O Prouni tem como principal objetivo viabilizar o
ensino superior a estudantes de baixa renda, fornecendo 1-bolsas integrais para
aqueles que possuam renda de até 1,5 salários mínimos per capita familiar e 2-
bolsas parciais de 50% para aqueles cuja renda não ultrapasse 3 salários
mínimos per capita familiar. Em ambos os casos os alunos precisam ser oriundos
de escolas públicas ou bolsistas integrais do ensino básico particular e ter
obtido pelo menos 450 pontos no Enem mais recente. As vagas são
disponibilizadas em sistema próprio pelo MEC segundo prioridades por carreira,
região do país e indicador de qualidade da instituição.
Desde sua criação, o Prouni já atendeu 2,47 milhões
de estudantes, o que refletiu num custo anual por matrícula para o governo
federal de R$ 3.924 por aluno, atendendo a uma população em grande maioria
parda, que trabalha de dia e estuda à noite, utiliza transporte público e, não
raro, é a primeira pessoa da família a cursar o nível superior. Tirante a
parcela relativa ao meritório sistema de cotas, o país continua a subvencionar
as classes de maior renda nas instituições federais de ensino superior, pelo
valor de R$ 38 mil/ano/aluno, segundo dados oficiais do MEC (Nota Técnica SE n.
4 de 2018). Resta provado que é preferível a manutenção do subsídio tributário,
eis que o custo por aluno nas Universidades Federais é dez vezes
maior para o governo federal do que prover a educação superior diretamente.
Obrigados a ter pelo menos 75% de aproveitamento
nas disciplinas cursadas, os bolsistas integrais do Prouni estão obtendo, em
média, notas no Enade superiores à dos seus pares das universidades públicas.

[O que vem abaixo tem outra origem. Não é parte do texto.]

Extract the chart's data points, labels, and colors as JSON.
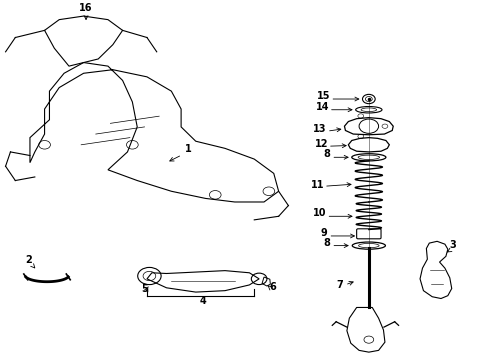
{
  "background_color": "#ffffff",
  "line_color": "#000000",
  "figsize": [
    4.89,
    3.6
  ],
  "dpi": 100
}
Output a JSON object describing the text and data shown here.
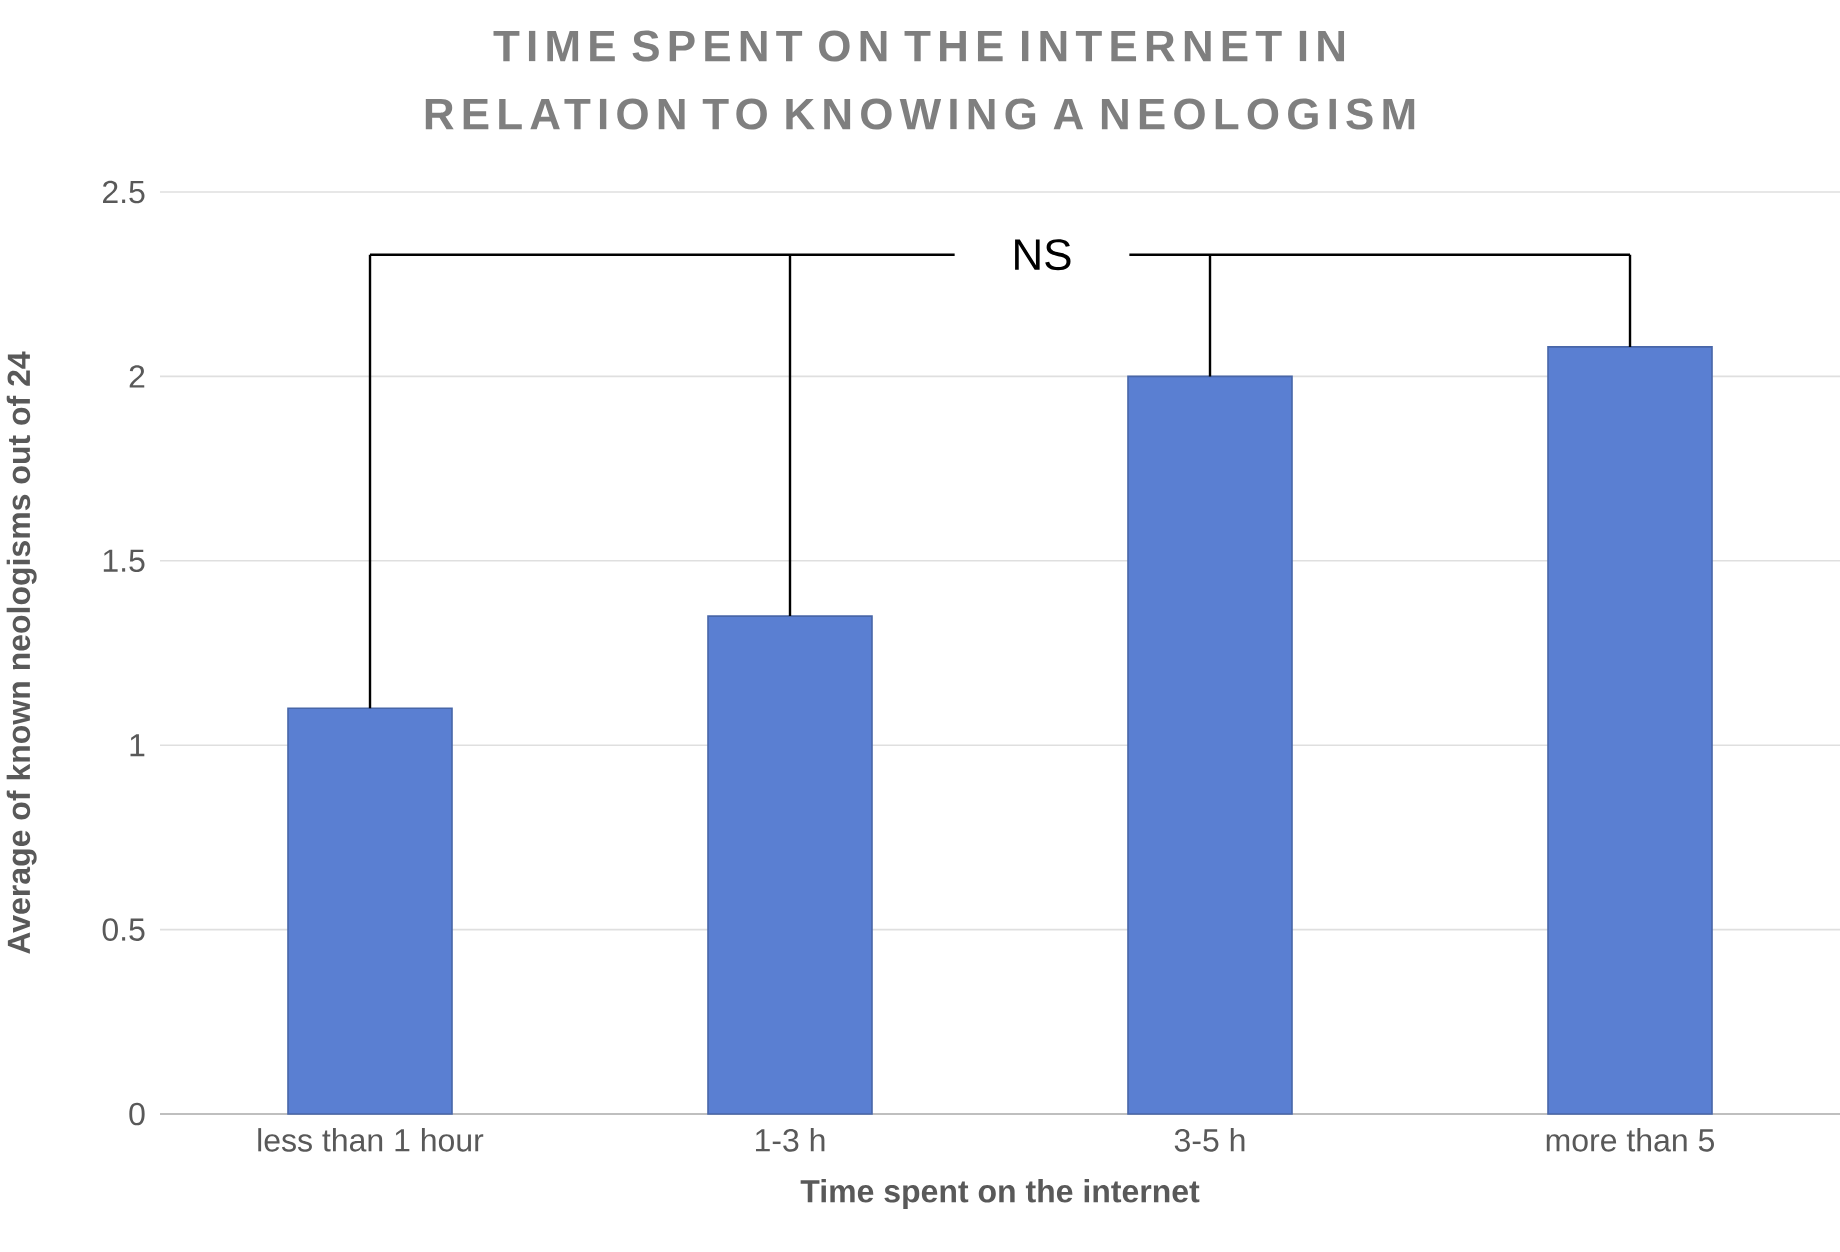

Nas projeções do Programa, o impacto sobre as metas do PNE será de 9% dos
jovens com idades entre 18 e 24 anos matriculados em instituições de ensino
superior, impulsionando para que se atinja a meta de 50%, contra o percentual
atual de 37%.
Hoje o Prouni é uma das poucas políticas desenvolvidas
a partir de mecanismos tributários com real impacto sobre a sociedade, cujos
relevantes índices de sucesso e eficiência podem ser medidos de forma simples e
transparente. Nas inscrições abertas em agosto último, 126.462 pessoas se
candidataram a uma bolsa integral e 101.982 a uma parcial. É a elas que
estaremos negando o direito de estudar e progredir socialmente.
Importante destacar que o Tribunal de Contas
da União, ao realizar seus planos de auditoria anual do Prouni, confirmou que o
programa cumpre seu papel, dando acesso e garantindo a permanência da população
de baixa renda no ensino superior.
Ademais, estudos recentes do Banco Interamericano
de Desenvolvimento demonstram que a recessão econômica causada pela
pandemia da covid-19 forçará o governo a realizar cortes no orçamento da
educação brasileira em virtude da queda de arrecadação. A previsão é que essa
queda deva encolher as receitas no acumulado dos anos de 2020 e 2021 na casa de
31,5%. Ou seja, cada vez menos haverá espaço fiscal para se melhorar a educação
no Brasil, sendo imperiosa a manutenção de modelos que já se mostraram
bem-sucedidos.
Também é relevante mencionar que todos os países
membros da OCDE possuem isenções ou incentivos fiscais para o setor de
educação, visando seu desenvolvimento macro em todos os níveis.
Ao acabar com o Prouni, o projeto do governo não
apenas cerceia o acesso ao ensino superior das camadas menos favorecidas da
população, como provoca efeitos nefastos a longo prazo sobre a economia. Esse
tipo de benefício fiscal, que é acompanhado de uma política pública
educacional, estimula a equiparação de oportunidades entre as diversas camadas
da sociedade e promove a qualificação de mão de obra, tão necessária no momento
em que os projetos de reforma tributária buscam atrair capital estrangeiro e
estimular a industrialização nacional.
Desse modo, qualquer medida que deponha contra a
continuidade deste programa seria um triste e lamentável retrocesso. Estaremos
nos movendo rapidamente em direção ao passado.
Ao acabar com o Prouni, o projeto do governo
provoca efeitos nefastos a longo prazo sobre a economia.